The activation of the PI3K/PTEN/AKT signaling pathway for various causes promotes tumor progression and metastasis, which plays an important role in the genesis and development of many malignancies and has become a new target for tumor therapy [38]. However, the biological properties and mechanisms of action of this pathway have not been fully elucidated at home and abroad. In particular, in renal cell carcinoma, only one case has been reported [8, 39] on the relationship between PI3K/PTEN/AKT signaling pathway and renal cell carcinoma. Nevertheless, many issues remain. In addition, the role of PI3K/PTEN/AKT pathway target proteins in renal cell carcinoma is still poorly understood.

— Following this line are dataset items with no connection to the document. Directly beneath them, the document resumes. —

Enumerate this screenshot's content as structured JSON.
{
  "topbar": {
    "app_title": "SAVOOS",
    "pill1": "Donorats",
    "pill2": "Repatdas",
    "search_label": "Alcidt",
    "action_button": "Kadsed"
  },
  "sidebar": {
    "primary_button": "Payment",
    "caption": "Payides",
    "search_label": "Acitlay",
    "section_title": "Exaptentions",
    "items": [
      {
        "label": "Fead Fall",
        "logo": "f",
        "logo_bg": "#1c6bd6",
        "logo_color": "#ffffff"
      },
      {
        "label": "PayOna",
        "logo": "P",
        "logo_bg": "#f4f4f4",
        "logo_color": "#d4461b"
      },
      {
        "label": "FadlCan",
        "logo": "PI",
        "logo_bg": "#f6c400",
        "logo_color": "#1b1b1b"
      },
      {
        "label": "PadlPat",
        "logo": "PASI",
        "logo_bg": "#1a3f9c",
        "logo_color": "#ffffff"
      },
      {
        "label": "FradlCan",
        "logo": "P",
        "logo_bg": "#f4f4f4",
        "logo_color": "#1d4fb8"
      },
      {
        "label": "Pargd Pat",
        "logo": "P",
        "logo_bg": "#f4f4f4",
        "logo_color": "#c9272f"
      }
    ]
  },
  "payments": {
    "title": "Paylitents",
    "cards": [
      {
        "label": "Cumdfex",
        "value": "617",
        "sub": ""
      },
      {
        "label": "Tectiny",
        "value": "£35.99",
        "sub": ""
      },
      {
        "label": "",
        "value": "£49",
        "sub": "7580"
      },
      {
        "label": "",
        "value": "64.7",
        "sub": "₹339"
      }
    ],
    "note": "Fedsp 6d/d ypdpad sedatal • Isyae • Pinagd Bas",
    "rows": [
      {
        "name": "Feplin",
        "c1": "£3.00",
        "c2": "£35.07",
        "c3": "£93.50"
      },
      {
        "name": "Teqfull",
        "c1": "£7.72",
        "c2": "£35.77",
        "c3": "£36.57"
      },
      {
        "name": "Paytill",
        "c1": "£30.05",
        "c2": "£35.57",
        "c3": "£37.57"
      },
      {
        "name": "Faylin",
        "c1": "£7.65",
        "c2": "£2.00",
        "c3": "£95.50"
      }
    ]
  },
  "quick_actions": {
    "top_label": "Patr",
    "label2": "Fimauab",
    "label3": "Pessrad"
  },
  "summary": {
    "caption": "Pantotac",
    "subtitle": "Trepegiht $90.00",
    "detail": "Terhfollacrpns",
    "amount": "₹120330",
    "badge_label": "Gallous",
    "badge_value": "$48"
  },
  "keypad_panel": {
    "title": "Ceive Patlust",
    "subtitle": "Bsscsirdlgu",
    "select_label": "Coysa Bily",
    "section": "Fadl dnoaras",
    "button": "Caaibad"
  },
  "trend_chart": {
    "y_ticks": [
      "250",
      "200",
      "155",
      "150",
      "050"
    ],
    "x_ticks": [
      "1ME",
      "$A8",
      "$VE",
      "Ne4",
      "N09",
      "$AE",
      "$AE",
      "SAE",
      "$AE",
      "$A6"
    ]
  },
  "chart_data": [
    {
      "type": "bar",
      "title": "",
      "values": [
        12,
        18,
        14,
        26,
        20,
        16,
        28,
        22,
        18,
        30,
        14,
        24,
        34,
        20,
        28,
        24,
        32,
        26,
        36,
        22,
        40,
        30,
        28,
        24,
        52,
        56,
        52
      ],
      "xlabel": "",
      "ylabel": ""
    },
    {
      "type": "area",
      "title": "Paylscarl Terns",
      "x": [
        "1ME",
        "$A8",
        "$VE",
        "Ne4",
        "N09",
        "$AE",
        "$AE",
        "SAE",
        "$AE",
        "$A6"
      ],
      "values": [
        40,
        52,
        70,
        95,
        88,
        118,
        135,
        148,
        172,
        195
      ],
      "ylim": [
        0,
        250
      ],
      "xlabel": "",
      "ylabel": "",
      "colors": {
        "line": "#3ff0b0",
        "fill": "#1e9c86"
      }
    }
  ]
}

Many of the new PI3K inhibitors, AKT inhibitors, and PTEN agonists are still in clinical trials, with unknown effects in renal cell carcinoma. The combination of three targeted drugs is expected to be a hotspot for future research in renal cell carcinoma. As research progresses, the PI3K/PTEN/AKT pathway is expected to become a more precise target to maximize the clinical efficiency of patients with renal cell carcinoma.